Scotland’s chances of winning the tournament seem remote, at 1% – though most of the Tartan Army would say you don’t need a supercomputer to know that. What matters more for Steve Clarke’s men will be getting out of their group – something Scotland’s national team has never managed at a European Championship. To that end, Opta gives the team a favourable shout of progressing. With the third-placed teams in some groups going through depending on their record, Scotland went to the last 16 phase in 58.9% of simulations, though with Germany likely to top the group, the supercomputer seems unsure of who of Hungary and Switzerland may join them in the second round. They prevailed in 59.3% and 61% of simulations respectively.

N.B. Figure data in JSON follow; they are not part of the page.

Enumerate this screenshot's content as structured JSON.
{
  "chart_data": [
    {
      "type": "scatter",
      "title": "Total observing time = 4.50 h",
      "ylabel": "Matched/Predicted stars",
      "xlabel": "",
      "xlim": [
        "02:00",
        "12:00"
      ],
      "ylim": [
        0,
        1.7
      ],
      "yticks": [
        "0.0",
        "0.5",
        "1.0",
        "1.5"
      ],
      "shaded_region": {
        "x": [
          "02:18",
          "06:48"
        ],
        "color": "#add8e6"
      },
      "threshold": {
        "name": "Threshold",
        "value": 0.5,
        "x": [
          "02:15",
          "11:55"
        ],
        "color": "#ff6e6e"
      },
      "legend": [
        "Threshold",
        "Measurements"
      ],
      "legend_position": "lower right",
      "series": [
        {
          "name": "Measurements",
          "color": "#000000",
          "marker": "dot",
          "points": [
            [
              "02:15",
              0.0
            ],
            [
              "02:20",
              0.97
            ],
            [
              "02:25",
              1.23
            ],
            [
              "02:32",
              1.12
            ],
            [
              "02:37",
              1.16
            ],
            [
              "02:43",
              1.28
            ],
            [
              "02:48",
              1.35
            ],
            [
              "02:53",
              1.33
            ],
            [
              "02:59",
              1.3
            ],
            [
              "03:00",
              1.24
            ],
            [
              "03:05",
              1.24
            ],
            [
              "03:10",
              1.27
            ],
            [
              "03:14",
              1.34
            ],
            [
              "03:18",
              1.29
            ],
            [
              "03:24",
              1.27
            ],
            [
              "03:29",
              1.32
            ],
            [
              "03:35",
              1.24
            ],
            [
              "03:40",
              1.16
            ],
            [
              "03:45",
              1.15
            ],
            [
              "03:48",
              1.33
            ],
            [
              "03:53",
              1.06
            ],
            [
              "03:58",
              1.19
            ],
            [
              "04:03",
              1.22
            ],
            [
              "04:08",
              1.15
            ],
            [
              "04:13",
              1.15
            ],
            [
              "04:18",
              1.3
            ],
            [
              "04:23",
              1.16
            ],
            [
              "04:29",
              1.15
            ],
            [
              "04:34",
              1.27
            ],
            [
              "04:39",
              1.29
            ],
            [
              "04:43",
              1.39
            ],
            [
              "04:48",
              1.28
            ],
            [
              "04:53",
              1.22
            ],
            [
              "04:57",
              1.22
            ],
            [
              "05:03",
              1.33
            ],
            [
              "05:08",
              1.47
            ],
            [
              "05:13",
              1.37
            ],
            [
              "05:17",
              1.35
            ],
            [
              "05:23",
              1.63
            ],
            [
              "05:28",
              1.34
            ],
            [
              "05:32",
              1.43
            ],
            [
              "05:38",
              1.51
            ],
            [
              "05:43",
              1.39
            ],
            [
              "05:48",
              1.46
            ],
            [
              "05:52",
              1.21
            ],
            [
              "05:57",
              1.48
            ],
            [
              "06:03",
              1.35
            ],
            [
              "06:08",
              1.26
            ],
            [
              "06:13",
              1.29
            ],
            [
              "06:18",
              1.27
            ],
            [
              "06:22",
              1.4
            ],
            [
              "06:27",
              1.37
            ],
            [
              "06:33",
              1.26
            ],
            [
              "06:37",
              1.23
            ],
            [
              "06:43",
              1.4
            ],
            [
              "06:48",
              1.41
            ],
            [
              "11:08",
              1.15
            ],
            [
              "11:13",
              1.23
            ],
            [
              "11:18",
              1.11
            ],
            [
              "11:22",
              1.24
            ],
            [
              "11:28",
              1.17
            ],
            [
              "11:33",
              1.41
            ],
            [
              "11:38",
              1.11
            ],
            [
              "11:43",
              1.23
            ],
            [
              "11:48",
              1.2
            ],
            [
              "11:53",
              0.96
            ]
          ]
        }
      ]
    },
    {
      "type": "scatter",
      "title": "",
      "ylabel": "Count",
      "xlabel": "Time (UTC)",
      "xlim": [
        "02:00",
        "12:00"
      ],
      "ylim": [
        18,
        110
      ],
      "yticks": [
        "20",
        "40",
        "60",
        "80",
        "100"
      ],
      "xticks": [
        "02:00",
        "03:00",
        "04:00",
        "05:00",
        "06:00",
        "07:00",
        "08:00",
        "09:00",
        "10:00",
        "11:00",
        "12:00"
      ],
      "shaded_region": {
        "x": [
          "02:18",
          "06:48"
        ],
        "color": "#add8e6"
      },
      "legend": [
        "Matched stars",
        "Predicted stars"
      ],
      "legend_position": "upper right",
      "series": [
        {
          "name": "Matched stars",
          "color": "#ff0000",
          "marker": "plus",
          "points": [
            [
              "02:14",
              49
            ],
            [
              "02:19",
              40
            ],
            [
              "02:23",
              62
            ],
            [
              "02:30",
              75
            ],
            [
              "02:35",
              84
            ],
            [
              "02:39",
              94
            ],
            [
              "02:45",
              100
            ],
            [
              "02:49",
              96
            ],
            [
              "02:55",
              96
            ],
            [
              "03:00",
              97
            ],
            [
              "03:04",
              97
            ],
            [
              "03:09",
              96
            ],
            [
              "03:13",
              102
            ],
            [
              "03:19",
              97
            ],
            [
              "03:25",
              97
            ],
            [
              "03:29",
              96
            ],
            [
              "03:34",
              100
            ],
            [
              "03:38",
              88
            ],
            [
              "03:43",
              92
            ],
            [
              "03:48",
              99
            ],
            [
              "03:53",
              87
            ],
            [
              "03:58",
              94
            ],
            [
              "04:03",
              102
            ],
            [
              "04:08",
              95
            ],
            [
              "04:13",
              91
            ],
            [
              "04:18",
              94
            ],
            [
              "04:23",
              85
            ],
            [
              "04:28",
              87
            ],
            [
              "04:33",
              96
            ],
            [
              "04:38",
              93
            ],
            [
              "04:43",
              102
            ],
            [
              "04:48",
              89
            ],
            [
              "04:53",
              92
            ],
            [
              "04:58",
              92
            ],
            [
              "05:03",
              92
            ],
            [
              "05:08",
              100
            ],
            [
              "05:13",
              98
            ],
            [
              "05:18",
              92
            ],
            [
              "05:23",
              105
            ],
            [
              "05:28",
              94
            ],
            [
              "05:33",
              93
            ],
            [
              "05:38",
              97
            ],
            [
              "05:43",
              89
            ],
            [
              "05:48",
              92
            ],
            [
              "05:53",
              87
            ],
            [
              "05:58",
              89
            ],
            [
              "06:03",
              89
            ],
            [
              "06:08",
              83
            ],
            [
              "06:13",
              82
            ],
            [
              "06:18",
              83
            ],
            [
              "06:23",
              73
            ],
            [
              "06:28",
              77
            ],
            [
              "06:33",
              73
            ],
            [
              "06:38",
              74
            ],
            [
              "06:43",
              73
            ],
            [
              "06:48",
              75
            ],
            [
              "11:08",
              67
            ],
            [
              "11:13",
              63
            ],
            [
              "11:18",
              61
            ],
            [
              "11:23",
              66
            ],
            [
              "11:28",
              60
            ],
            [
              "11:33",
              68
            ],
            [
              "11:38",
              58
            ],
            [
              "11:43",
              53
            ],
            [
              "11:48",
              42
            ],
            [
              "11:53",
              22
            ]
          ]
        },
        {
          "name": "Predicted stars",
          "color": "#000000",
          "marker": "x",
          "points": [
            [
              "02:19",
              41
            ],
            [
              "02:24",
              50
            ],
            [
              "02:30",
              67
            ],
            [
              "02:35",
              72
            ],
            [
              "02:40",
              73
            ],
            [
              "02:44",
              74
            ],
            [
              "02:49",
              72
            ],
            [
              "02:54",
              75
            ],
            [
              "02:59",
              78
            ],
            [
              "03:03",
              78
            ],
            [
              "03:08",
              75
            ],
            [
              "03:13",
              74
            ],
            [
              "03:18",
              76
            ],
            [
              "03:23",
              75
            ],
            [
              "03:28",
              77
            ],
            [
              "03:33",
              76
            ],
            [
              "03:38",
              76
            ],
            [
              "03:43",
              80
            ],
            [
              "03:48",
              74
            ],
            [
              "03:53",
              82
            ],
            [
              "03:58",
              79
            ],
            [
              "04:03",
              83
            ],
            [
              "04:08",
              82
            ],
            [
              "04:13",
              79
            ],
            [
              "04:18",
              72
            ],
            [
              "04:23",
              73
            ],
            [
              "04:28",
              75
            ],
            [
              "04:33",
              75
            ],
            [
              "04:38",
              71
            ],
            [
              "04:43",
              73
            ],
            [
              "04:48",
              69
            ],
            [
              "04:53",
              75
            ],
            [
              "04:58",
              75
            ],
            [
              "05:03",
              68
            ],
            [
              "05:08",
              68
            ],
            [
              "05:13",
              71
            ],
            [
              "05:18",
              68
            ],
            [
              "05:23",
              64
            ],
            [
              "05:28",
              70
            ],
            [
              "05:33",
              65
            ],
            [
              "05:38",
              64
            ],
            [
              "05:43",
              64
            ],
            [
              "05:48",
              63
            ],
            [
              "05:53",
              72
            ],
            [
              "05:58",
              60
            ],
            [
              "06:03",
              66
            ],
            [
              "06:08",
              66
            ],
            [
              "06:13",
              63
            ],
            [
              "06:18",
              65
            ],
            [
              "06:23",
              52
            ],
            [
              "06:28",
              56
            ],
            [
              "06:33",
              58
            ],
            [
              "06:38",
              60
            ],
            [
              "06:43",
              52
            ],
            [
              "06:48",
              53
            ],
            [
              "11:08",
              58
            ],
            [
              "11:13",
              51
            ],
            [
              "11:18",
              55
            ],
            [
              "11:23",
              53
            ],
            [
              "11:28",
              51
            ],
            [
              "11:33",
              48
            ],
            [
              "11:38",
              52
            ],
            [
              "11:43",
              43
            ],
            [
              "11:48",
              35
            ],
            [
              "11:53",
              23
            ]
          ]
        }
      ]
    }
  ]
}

Of course, all of these predictions should probably be taken with a grain of salt. Each year, artificial intelligence and quantum computing are said to become more advanced, more accurate than ever before – crunching vast siloes of statistics in seconds to come up with analysis and predictions of all manner of business conundrums. And yet, whenever companies try to demonstrate this, by leveraging the power of technology to predict the outcome of sporting events, the results still read like the performance of England’s men’s team at international tournaments: one glowing victory amid a sea of botched operations.

Some woeful efforts to use technology to anticipate sporting outcomes have included OptaJoe forecasting Liverpool winning the Premier League in the 2022/23 season – the Reds went on to finish fifth – and Opta itself calling the African Cup of Nations earlier in 2024. Then, the supercomputer opted for the safe option of holders Senegal there, but they crashed out to eventual winners Côte d’Ivoire – who had seemed hopeless in the first round, to the extent they sacked their coach mid-tournament – in the quarter finals. For now, at least, it seems that sport is too chaotic a force to accurately predict, with or without machines. So, it’s probably best to hold off on your “England: Champions of Europe 2024” tattoos until after the final.